Google “go getter,” and you might find a picture of Makayla Key. In high school at Dudley, she was on the golf team, managed the women’s basketball team, founded of the Gender and Sexuality Alliance, earned her Girl Scout Gold Award and found time to ace all her classes to graduate as valedictorian. The cherry on top of that sundae, being awarded the Morehead-Cain Scholarship at the University of North Carolina at Chapel Hill.

“I applied to that on a whim,” she recalls. “I went through the process, and I kept getting more and more notifications like you’re a semifinalist; you’re a finalist. Then, we want you to come to Chapel Hill and I was like, this is getting serious.”

Key is being modest. She worked the scholarship application process like a job, laying out a detailed plan from college exploration to acceptance. It got the attention of her classmates, who would come to her for help.

She encouraged them to apply for every scholarship opportunity they could find and take advantage of free classes and workshops to help with college applications, FAFSA, financial aid and scholarships. Key found all of that with shift_ed. “Knowing that I have people in the organization who support me and want to help me find my dreams meant a lot,” she says.
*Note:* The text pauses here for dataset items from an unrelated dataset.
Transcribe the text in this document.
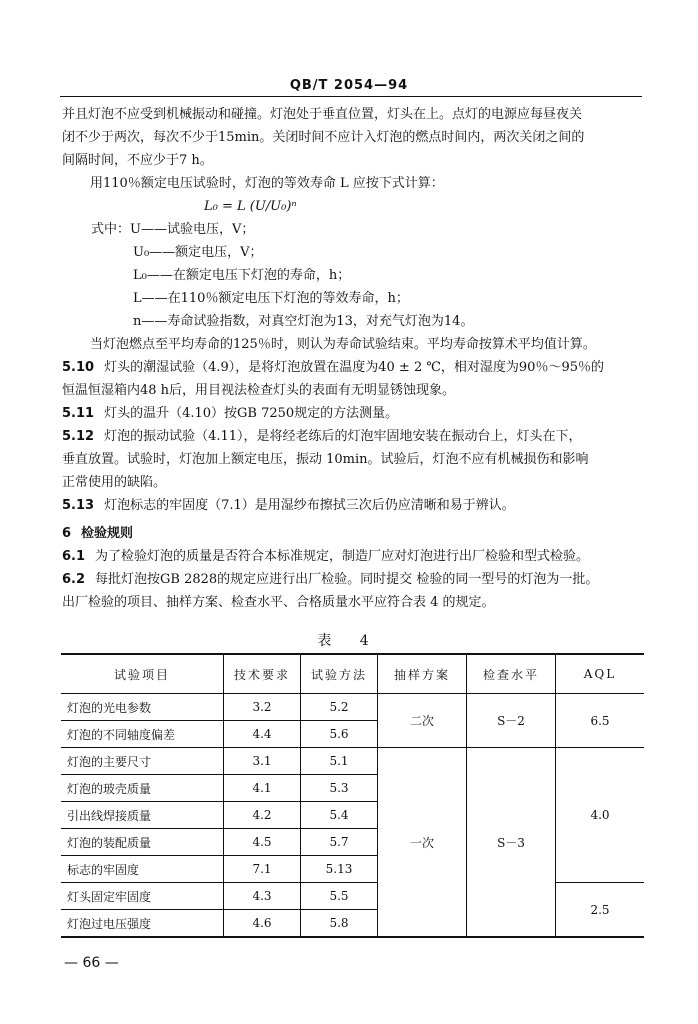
QB/T 2054—94
并且灯泡不应受到机械振动和碰撞。灯泡处于垂直位置，灯头在上。点灯的电源应每昼夜关
闭不少于两次，每次不少于15min。关闭时间不应计入灯泡的燃点时间内，两次关闭之间的
间隔时间，不应少于7 h。
用110％额定电压试验时，灯泡的等效寿命 L 应按下式计算：
L₀ = L (U/U₀)ⁿ
式中：U——试验电压，V；
U₀——额定电压，V；
L₀——在额定电压下灯泡的寿命，h；
L——在110％额定电压下灯泡的等效寿命，h；
n——寿命试验指数，对真空灯泡为13，对充气灯泡为14。
当灯泡燃点至平均寿命的125％时，则认为寿命试验结束。平均寿命按算术平均值计算。
5.10 灯头的潮湿试验（4.9），是将灯泡放置在温度为40 ± 2 ℃，相对湿度为90％～95％的
恒温恒湿箱内48 h后，用目视法检查灯头的表面有无明显锈蚀现象。
5.11 灯头的温升（4.10）按GB 7250规定的方法测量。
5.12 灯泡的振动试验（4.11），是将经老练后的灯泡牢固地安装在振动台上，灯头在下，
垂直放置。试验时，灯泡加上额定电压，振动 10min。试验后，灯泡不应有机械损伤和影响
正常使用的缺陷。
5.13 灯泡标志的牢固度（7.1）是用湿纱布擦拭三次后仍应清晰和易于辨认。
6 检验规则
6.1 为了检验灯泡的质量是否符合本标准规定，制造厂应对灯泡进行出厂检验和型式检验。
6.2 每批灯泡按GB 2828的规定应进行出厂检验。同时提交 检验的同一型号的灯泡为一批。
出厂检验的项目、抽样方案、检查水平、合格质量水平应符合表 4 的规定。
表 4
试验项目	技术要求	试验方法	抽样方案	检查水平	AQL
灯泡的光电参数	3.2	5.2	二次	S－2	6.5
灯泡的不同轴度偏差	4.4	5.6			
灯泡的主要尺寸	3.1	5.1	一次	S－3	4.0
灯泡的玻壳质量	4.1	5.3			
引出线焊接质量	4.2	5.4			
灯泡的装配质量	4.5	5.7			
标志的牢固度	7.1	5.13			
灯头固定牢固度	4.3	5.5			2.5
灯泡过电压强度	4.6	5.8			
— 66 —
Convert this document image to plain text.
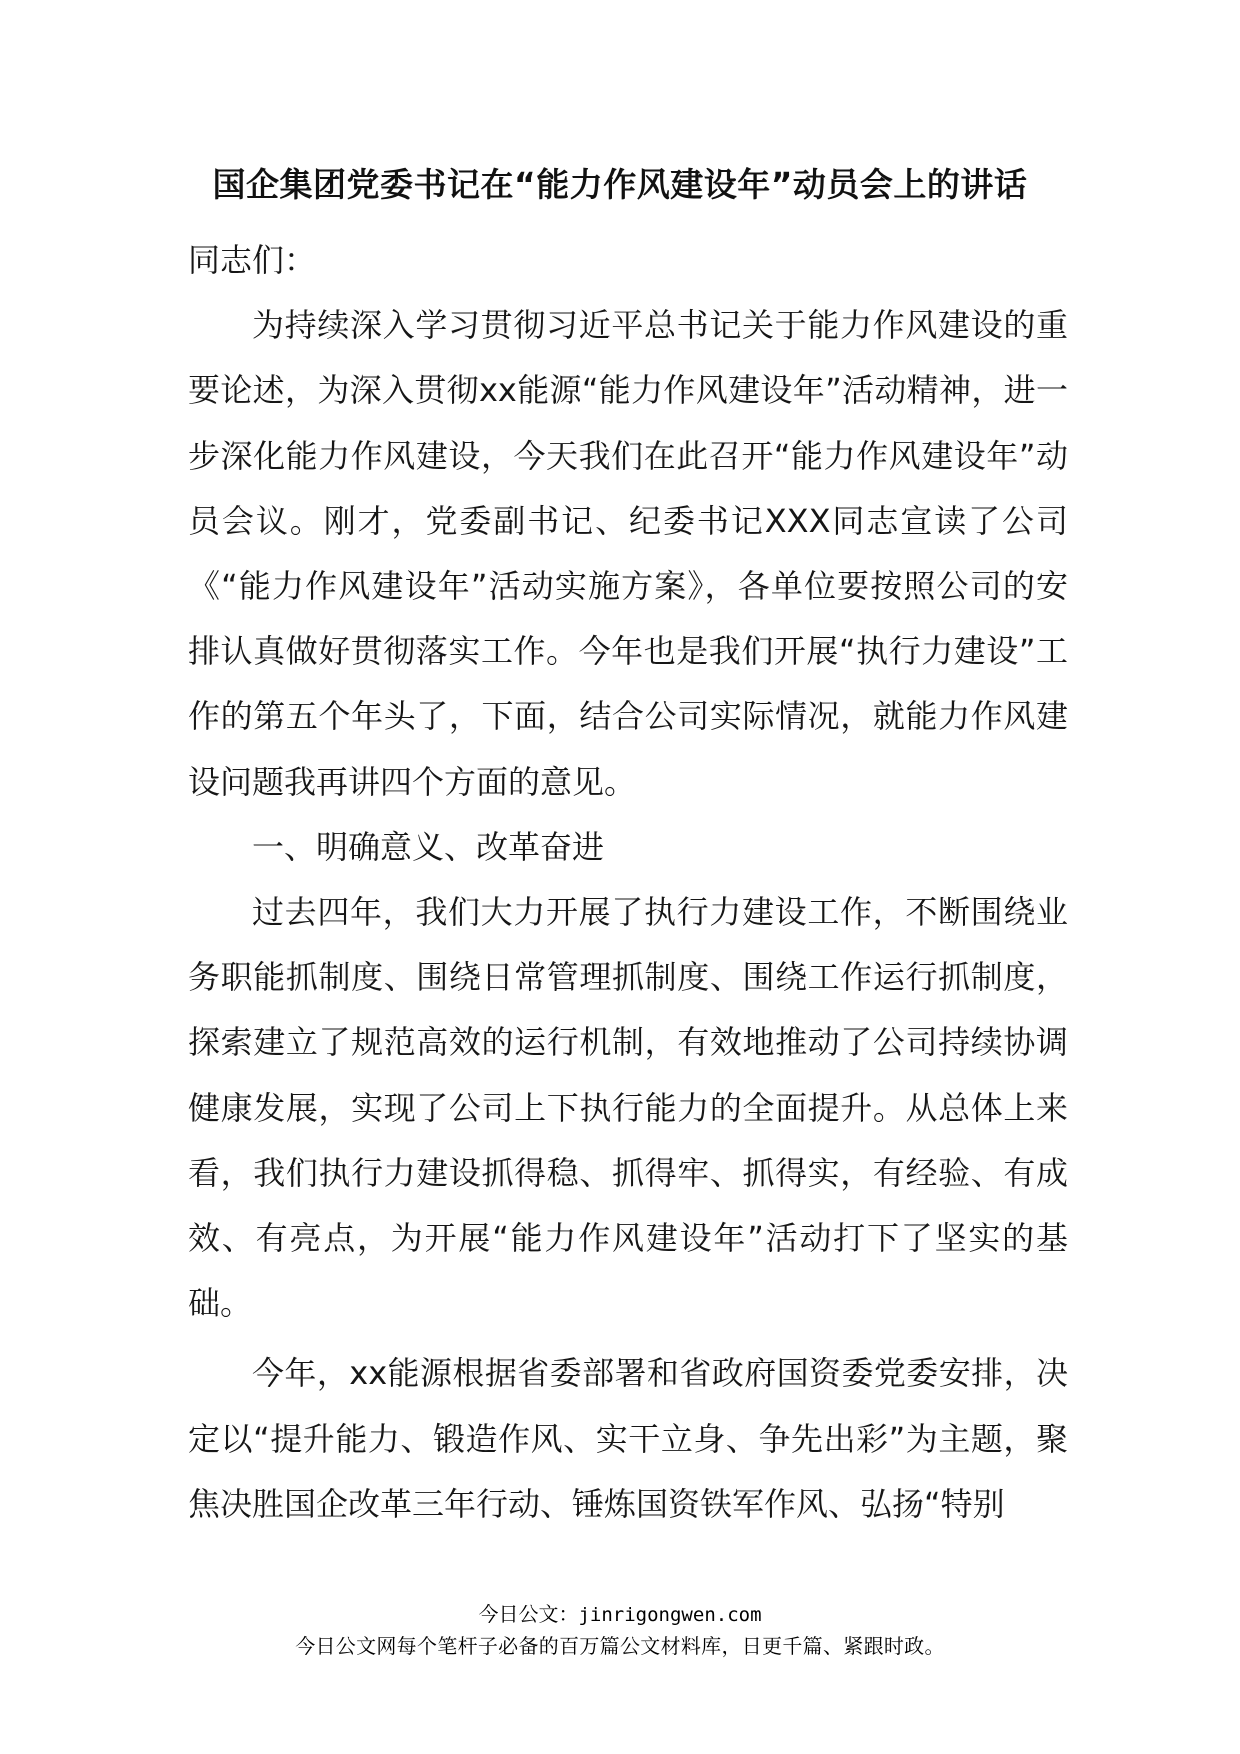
国企集团党委书记在“能力作风建设年”动员会上的讲话

同志们：

为持续深入学习贯彻习近平总书记关于能力作风建设的重要论述，为深入贯彻xx能源“能力作风建设年”活动精神，进一步深化能力作风建设，今天我们在此召开“能力作风建设年”动员会议。刚才，党委副书记、纪委书记XXX同志宣读了公司《“能力作风建设年”活动实施方案》，各单位要按照公司的安排认真做好贯彻落实工作。今年也是我们开展“执行力建设”工作的第五个年头了，下面，结合公司实际情况，就能力作风建设问题我再讲四个方面的意见。

一、明确意义、改革奋进

过去四年，我们大力开展了执行力建设工作，不断围绕业务职能抓制度、围绕日常管理抓制度、围绕工作运行抓制度，探索建立了规范高效的运行机制，有效地推动了公司持续协调健康发展，实现了公司上下执行能力的全面提升。从总体上来看，我们执行力建设抓得稳、抓得牢、抓得实，有经验、有成效、有亮点，为开展“能力作风建设年”活动打下了坚实的基础。

今年，xx能源根据省委部署和省政府国资委党委安排，决定以“提升能力、锻造作风、实干立身、争先出彩”为主题，聚焦决胜国企改革三年行动、锤炼国资铁军作风、弘扬“特别

今日公文：jinrigongwen.com
今日公文网每个笔杆子必备的百万篇公文材料库，日更千篇、紧跟时政。
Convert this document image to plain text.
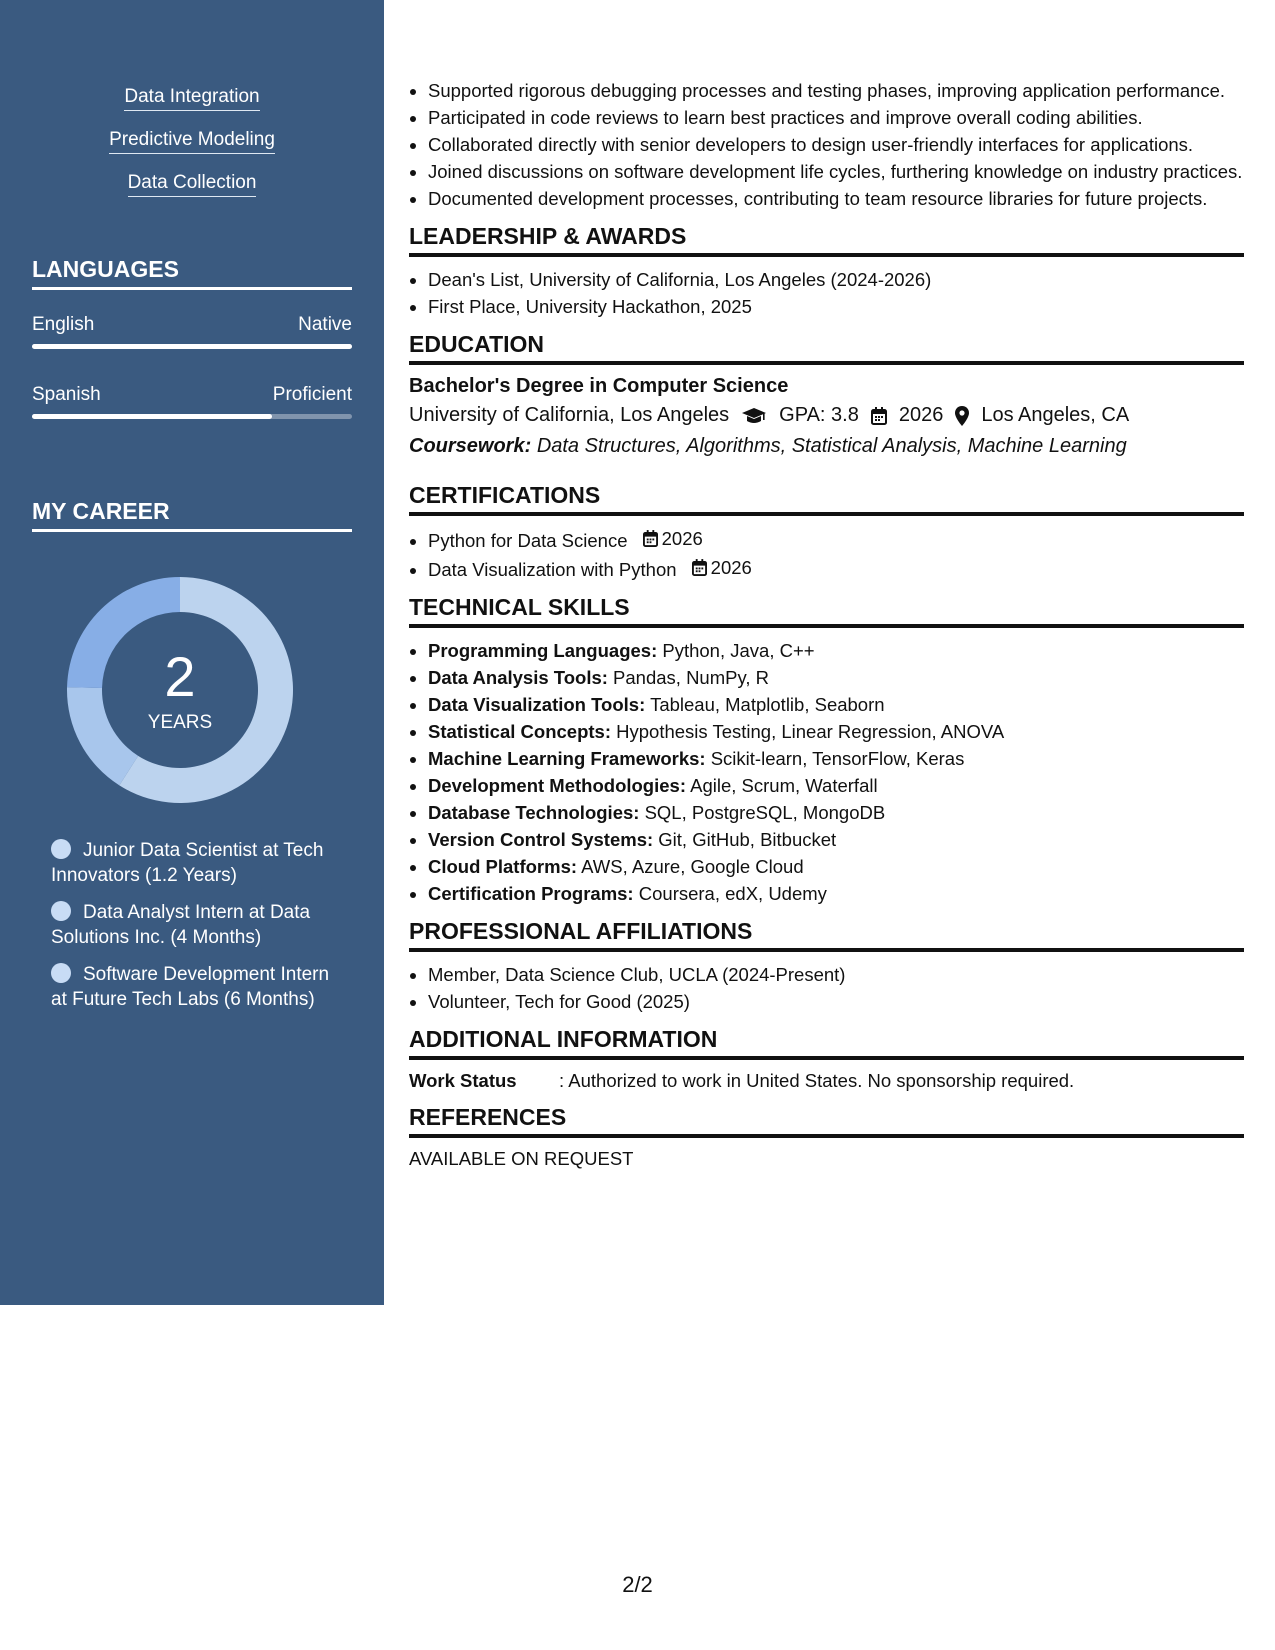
Data Integration
Predictive Modeling
Data Collection
LANGUAGES
English	Native
Spanish	Proficient
MY CAREER
2
YEARS
Junior Data Scientist at Tech Innovators (1.2 Years)
Data Analyst Intern at Data Solutions Inc. (4 Months)
Software Development Intern at Future Tech Labs (6 Months)
• Supported rigorous debugging processes and testing phases, improving application performance.
• Participated in code reviews to learn best practices and improve overall coding abilities.
• Collaborated directly with senior developers to design user-friendly interfaces for applications.
• Joined discussions on software development life cycles, furthering knowledge on industry practices.
• Documented development processes, contributing to team resource libraries for future projects.
LEADERSHIP & AWARDS
• Dean's List, University of California, Los Angeles (2024-2026)
• First Place, University Hackathon, 2025
EDUCATION
Bachelor's Degree in Computer Science
University of California, Los Angeles	GPA: 3.8 2026 Los Angeles, CA
Coursework: Data Structures, Algorithms, Statistical Analysis, Machine Learning
CERTIFICATIONS
• Python for Data Science 2026
• Data Visualization with Python 2026
TECHNICAL SKILLS
• Programming Languages: Python, Java, C++
• Data Analysis Tools: Pandas, NumPy, R
• Data Visualization Tools: Tableau, Matplotlib, Seaborn
• Statistical Concepts: Hypothesis Testing, Linear Regression, ANOVA
• Machine Learning Frameworks: Scikit-learn, TensorFlow, Keras
• Development Methodologies: Agile, Scrum, Waterfall
• Database Technologies: SQL, PostgreSQL, MongoDB
• Version Control Systems: Git, GitHub, Bitbucket
• Cloud Platforms: AWS, Azure, Google Cloud
• Certification Programs: Coursera, edX, Udemy
PROFESSIONAL AFFILIATIONS
• Member, Data Science Club, UCLA (2024-Present)
• Volunteer, Tech for Good (2025)
ADDITIONAL INFORMATION
Work Status	: Authorized to work in United States. No sponsorship required.
REFERENCES
AVAILABLE ON REQUEST
2/2
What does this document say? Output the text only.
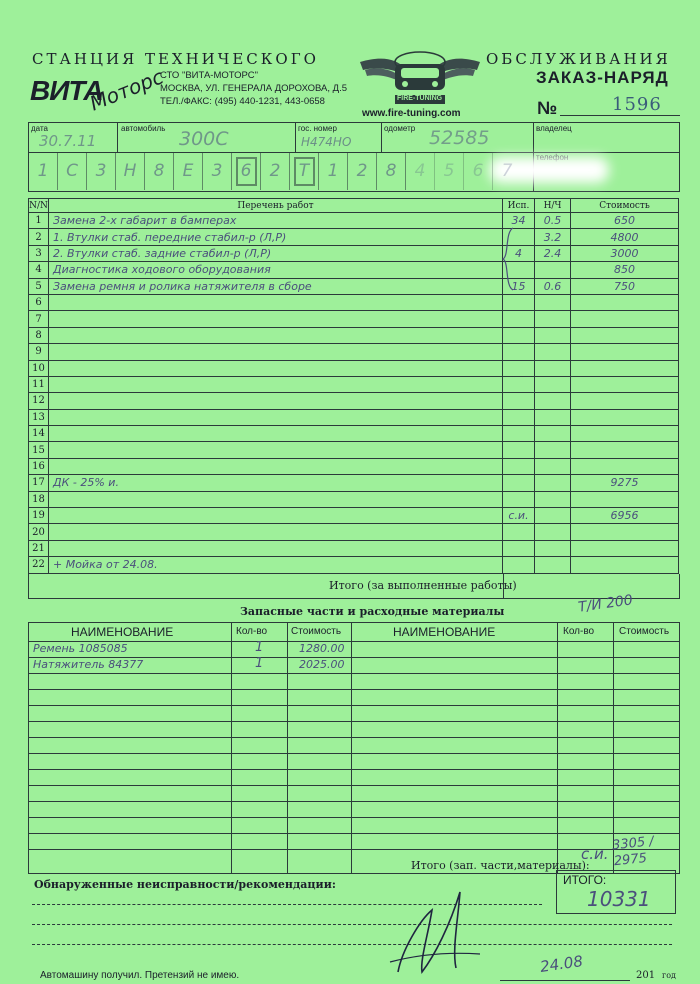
СТАНЦИЯ ТЕХНИЧЕСКОГО	ОБСЛУЖИВАНИЯ
ЗАКАЗ-НАРЯД
ВИТА
Моторс
СТО "ВИТА-МОТОРС"
МОСКВА, УЛ. ГЕНЕРАЛА ДОРОХОВА, Д.5
ТЕЛ./ФАКС: (495) 440-1231, 443-0658	FIRE-TUNING
www.fire-tuning.com	№	1596
дата
30.7.11
автомобиль 300С	гос. номер
Н474НО
одометр 52585	владелец
1	С	3	Н	8	Е	3	6	2	Т	1	2	8	4	5	6	7
N/N	Перечень работ	Исп.	Н/Ч	Стоимость
1	Замена 2-х габарит в бамперах	34	0.5	650
2	1. Втулки стаб. передние стабил-р (Л,Р)		3.2	4800
3	2. Втулки стаб. задние стабил-р (Л,Р)	4	2.4	3000
4	Диагностика ходового оборудования			850
5	Замена ремня и ролика натяжителя в сборе	15	0.6	750
6				
7				
8				
9				
10				
11				
12				
13				
14				
15				
16				
17	ДК - 25% и.			9275
18				
19		с.и.		6956
20				
21				
22	+ Мойка от 24.08.			
Итого (за выполненные работы)
Т/И 200
Запасные части и расходные материалы
НАИМЕНОВАНИЕ	Кол-во Стоимость	НАИМЕНОВАНИЕ	Кол-во Стоимость
Ремень 1085085	1	1280.00
Натяжитель 84377	1	2025.00
Итого (зап. части,материалы):
с.и.
3305 / 2975
Обнаруженные неисправности/рекомендации:	ИТОГО:
10331
Автомашину получил. Претензий не имею.	24.08	201 год
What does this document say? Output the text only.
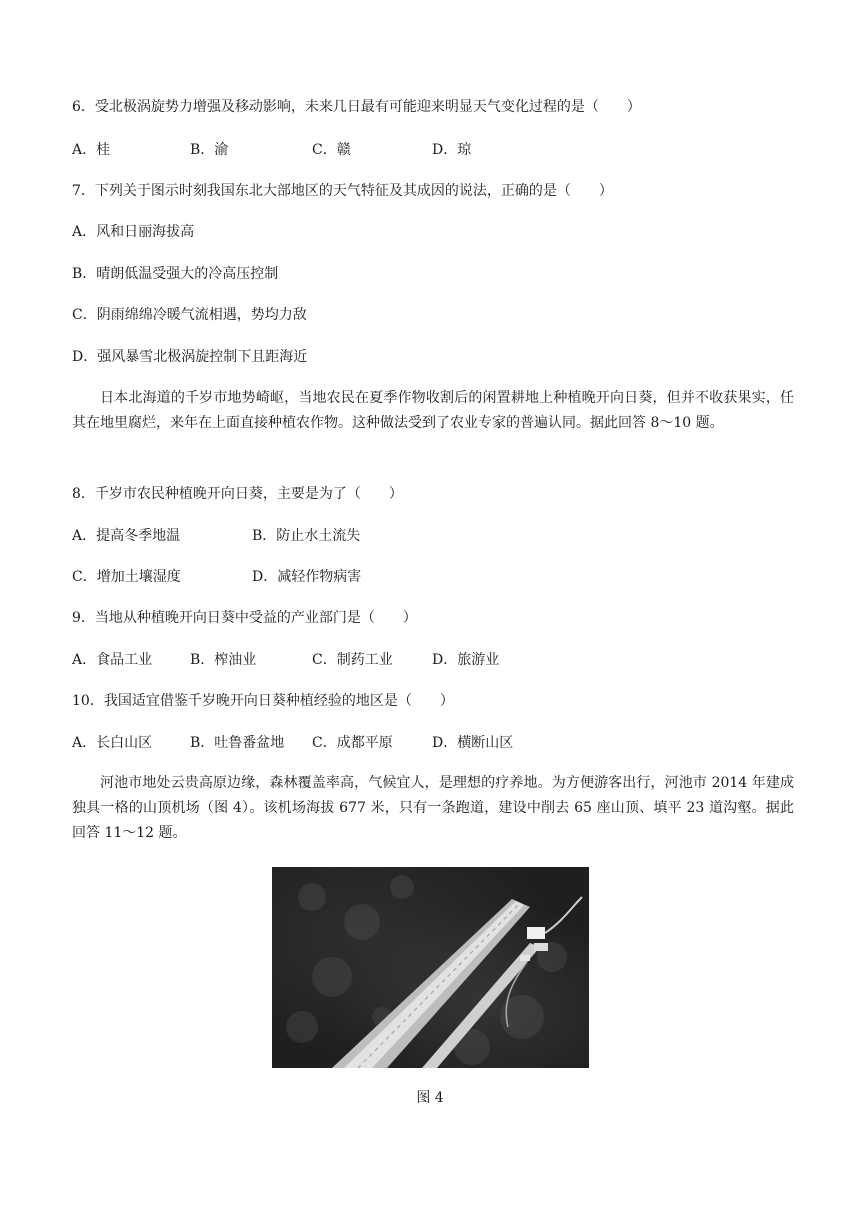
6．受北极涡旋势力增强及移动影响，未来几日最有可能迎来明显天气变化过程的是（　　）
A．桂	B．渝	C．赣	D．琼
7．下列关于图示时刻我国东北大部地区的天气特征及其成因的说法，正确的是（　　）
A．风和日丽海拔高
B．晴朗低温受强大的冷高压控制
C．阴雨绵绵冷暖气流相遇，势均力敌
D．强风暴雪北极涡旋控制下且距海近
日本北海道的千岁市地势崎岖，当地农民在夏季作物收割后的闲置耕地上种植晚开向日葵，但并不收获果实，任其在地里腐烂，来年在上面直接种植农作物。这种做法受到了农业专家的普遍认同。据此回答 8～10 题。
8．千岁市农民种植晚开向日葵，主要是为了（　　）
A．提高冬季地温	B．防止水土流失
C．增加土壤湿度	D．减轻作物病害
9．当地从种植晚开向日葵中受益的产业部门是（　　）
A．食品工业	B．榨油业	C．制药工业	D．旅游业
10．我国适宜借鉴千岁晚开向日葵种植经验的地区是（　　）
A．长白山区	B．吐鲁番盆地 C．成都平原	D．横断山区
河池市地处云贵高原边缘，森林覆盖率高，气候宜人，是理想的疗养地。为方便游客出行，河池市 2014 年建成独具一格的山顶机场（图 4）。该机场海拔 677 米，只有一条跑道，建设中削去 65 座山顶、填平 23 道沟壑。据此回答 11～12 题。
图 4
That education began to shape her college and career path. Majoring in sociology with minors in education and women and gender studies, she accepted a summer internship at 12+ in Philadelphia. “I counseled and mentored students over the summer who had just graduated, and they needed help applying to community college or preparing to go to a four-year school.” That work has her thinking about a career as a school counselor.

 With at least a couple more years of school ahead of her, Key is focused on her future and enjoying the now. “I love learning. I love seeing how other people think about things, and college is the perfect place to do that because there are so many people who think differently than you and come from different backgrounds.”